特に影響力の大きいこの収益源は、実質的に何もせずに得られるもので、前年同期比17%減の3億5,400万ドル、上半期の合計は8億7,200万ドルとなりました。そして2021年第2四半期は、新たな注目すべき記録を更新しましています。

「20万台以上の車両を生産・納入し、営業利益率11.0%を達成し、GAAPベースの純利益が史上初めて10億ドルを超えました」とテスラは声明で述べています。

電気自動車に対する一般の人々の感情と支持は、かつてないほどの転換期にきているようです。20201年度の上半期は、テスラが上海工場でモデル3の生産を開始してから1年が経過し、中国での販売が引き続き拡大したことにより、世界的に生産台数が増加しました。しかしその反面、「第2四半期には、世界的な半導体の不足や港湾の混雑など、サプライチェーンに関する課題が引き続き発生しました」とも述べています。

世界の自動車需要が記録的な水準にある中で、「部品の供給は今年の残りの期間における当社の納入台数の増加率に強い影響を与えるでしょう」と述べています。ドイツの新工場の建設が遅れているにもかかわらず、同社は「2021年にベルリンとオースティンでModel Yの最初の車両を製造する予定」としています。両工場が加われば主力のフレモント工場(カリフォルニア州)をさらに補完し、最終的には全世界で年間100万台以上の車両生産能力を獲得します。

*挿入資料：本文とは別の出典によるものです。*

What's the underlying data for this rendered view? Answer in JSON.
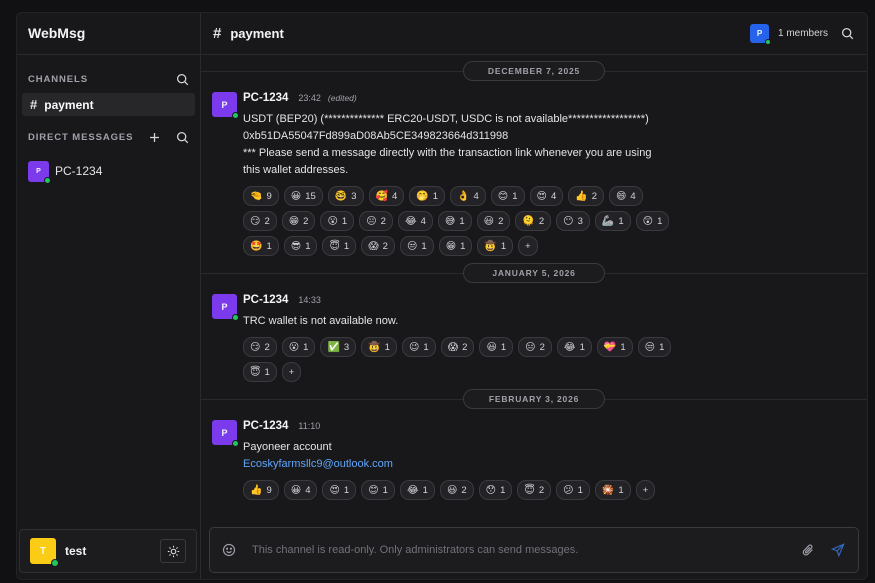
{
  "app": {
    "brand": "WebMsg"
  },
  "sidebar": {
    "channels_title": "CHANNELS",
    "channels": [
      {
        "hash": "#",
        "label": "payment"
      }
    ],
    "dm_title": "DIRECT MESSAGES",
    "dms": [
      {
        "avatar": "P",
        "label": "PC-1234"
      }
    ],
    "user": {
      "avatar": "T",
      "name": "test"
    }
  },
  "header": {
    "hash": "#",
    "title": "payment",
    "member_avatar": "P",
    "members": "1 members"
  },
  "feed": {
    "groups": [
      {
        "date": "DECEMBER 7, 2025",
        "message": {
          "avatar": "P",
          "author": "PC-1234",
          "time": "23:42",
          "edited": "(edited)",
          "lines": [
            "USDT (BEP20) (************** ERC20-USDT, USDC is not available******************)",
            "0xb51DA55047Fd899aD08Ab5CE349823664d311998",
            "*** Please send a message directly with the transaction link whenever you are using",
            "this wallet addresses."
          ],
          "reactions": [
            {
              "e": "🤏",
              "n": "9"
            },
            {
              "e": "😀",
              "n": "15"
            },
            {
              "e": "🤓",
              "n": "3"
            },
            {
              "e": "🥰",
              "n": "4"
            },
            {
              "e": "🤭",
              "n": "1"
            },
            {
              "e": "👌",
              "n": "4"
            },
            {
              "e": "😊",
              "n": "1"
            },
            {
              "e": "😍",
              "n": "4"
            },
            {
              "e": "👍",
              "n": "2"
            },
            {
              "e": "😄",
              "n": "4"
            },
            {
              "e": "😏",
              "n": "2"
            },
            {
              "e": "😁",
              "n": "2"
            },
            {
              "e": "😮",
              "n": "1"
            },
            {
              "e": "😐",
              "n": "2"
            },
            {
              "e": "😂",
              "n": "4"
            },
            {
              "e": "😅",
              "n": "1"
            },
            {
              "e": "😃",
              "n": "2"
            },
            {
              "e": "🫠",
              "n": "2"
            },
            {
              "e": "😶",
              "n": "3"
            },
            {
              "e": "🦾",
              "n": "1"
            },
            {
              "e": "😲",
              "n": "1"
            },
            {
              "e": "🤩",
              "n": "1"
            },
            {
              "e": "😎",
              "n": "1"
            },
            {
              "e": "😇",
              "n": "1"
            },
            {
              "e": "😱",
              "n": "2"
            },
            {
              "e": "😒",
              "n": "1"
            },
            {
              "e": "😁",
              "n": "1"
            },
            {
              "e": "🤠",
              "n": "1"
            }
          ],
          "add": "+"
        }
      },
      {
        "date": "JANUARY 5, 2026",
        "message": {
          "avatar": "P",
          "author": "PC-1234",
          "time": "14:33",
          "lines": [
            "TRC wallet is not available now."
          ],
          "reactions": [
            {
              "e": "😏",
              "n": "2"
            },
            {
              "e": "😮",
              "n": "1"
            },
            {
              "e": "✅",
              "n": "3"
            },
            {
              "e": "🤠",
              "n": "1"
            },
            {
              "e": "😉",
              "n": "1"
            },
            {
              "e": "😱",
              "n": "2"
            },
            {
              "e": "😃",
              "n": "1"
            },
            {
              "e": "😑",
              "n": "2"
            },
            {
              "e": "😂",
              "n": "1"
            },
            {
              "e": "💝",
              "n": "1"
            },
            {
              "e": "😒",
              "n": "1"
            },
            {
              "e": "😇",
              "n": "1"
            }
          ],
          "add": "+"
        }
      },
      {
        "date": "FEBRUARY 3, 2026",
        "message": {
          "avatar": "P",
          "author": "PC-1234",
          "time": "11:10",
          "lines": [
            "Payoneer account"
          ],
          "link": "Ecoskyfarmsllc9@outlook.com",
          "reactions": [
            {
              "e": "👍",
              "n": "9"
            },
            {
              "e": "😀",
              "n": "4"
            },
            {
              "e": "😍",
              "n": "1"
            },
            {
              "e": "😊",
              "n": "1"
            },
            {
              "e": "😂",
              "n": "1"
            },
            {
              "e": "😃",
              "n": "2"
            },
            {
              "e": "😯",
              "n": "1"
            },
            {
              "e": "😇",
              "n": "2"
            },
            {
              "e": "😕",
              "n": "1"
            },
            {
              "e": "🎇",
              "n": "1"
            }
          ],
          "add": "+"
        }
      }
    ]
  },
  "composer": {
    "placeholder": "This channel is read-only. Only administrators can send messages."
  },
  "icons": {
    "search": "search-icon",
    "plus": "plus-icon",
    "sun": "sun-icon",
    "smile": "smile-icon",
    "paperclip": "paperclip-icon",
    "send": "send-icon"
  }
}
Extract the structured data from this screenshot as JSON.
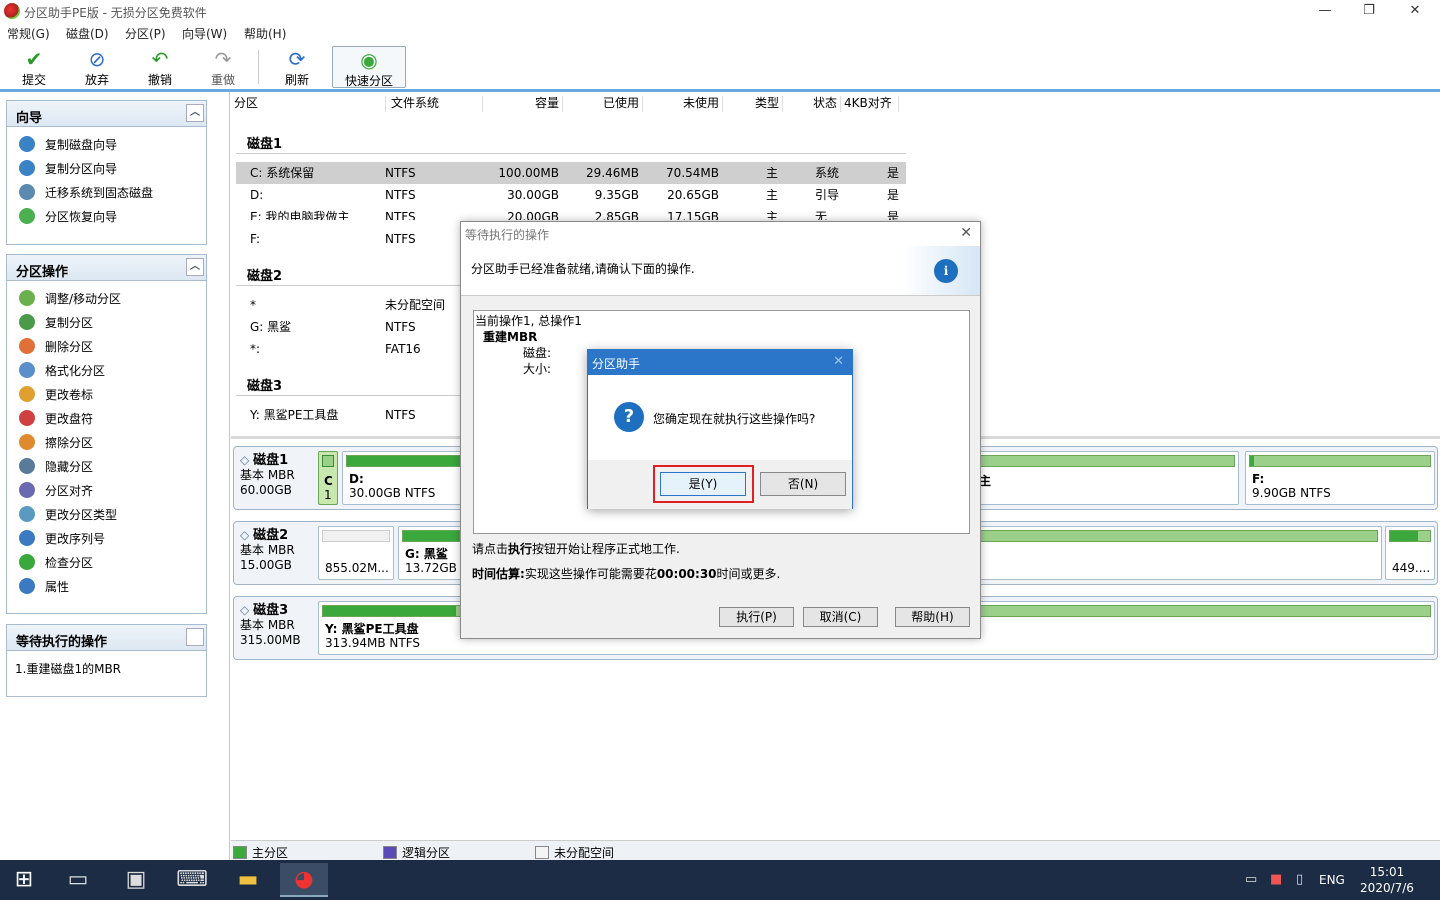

今年の生産台数の伸びは「下半期に偏る」とCFOのザッカリー・カークホーンは電話会議で述べています。これは、主要部品の十分な供給が条件となります。モルガン・スタンレーのアナリストであるアダム・ジョナスは、リサーチノートの中で、「テスラの中国以外の販売台数のうち、フリーモントでの生産台数が80〜90%を占めると推定しています。十分な生産体制が整い、部品も潤沢に供給されるようになればそうなりますよね。

「投資家の皆様は、オースティン工場とベルリン工場(コストが大幅に削減されるはず)の建設により、中国以外の販売台数に占めるフリーモントの割合が30%以下になった場合の、テスラの利益率への影響を見落としているのではないかと考えています」とも述べています。また、テスラは、当初2019年後半に予定していたセミトラックの発売を2022年に延期したと発表しました。

同社の現金および同等物は、主に16億ドルの負債と16億ドルのファイナンス・リースの返済により、当四半期末には162億ドルに減少しました。当四半期のフリーキャッシュフローは6億1,900万ドルでした。また、テスラは、ビットコインへの投資から2,300万ドルの減損が発生したと発表しました。

Wedbush社のエクイティアナリストであるダン・アイブス氏は、リサーチノートの中で、「暗号通貨の損失は7500万ドル以上の範囲になるのではないか、と多くの人が心配していた数値よりもはるかに低く、全体的に見て今後数年間のグリーンエネルギーへの大変動に向けて、この中核的なEVメーカーに対する感情が変化し始めるような、強気の印象です」と述べています。

マスク氏をはじめとする経営陣は、本日以降、投資家やアナリストを前に、今期の業績と2021年の残りの期間の見通しについて説明する予定です。テスラの株価は、決算発表前の月曜日、ナスダック市場で2.2%上昇し、657.62ドルで取引を終えました。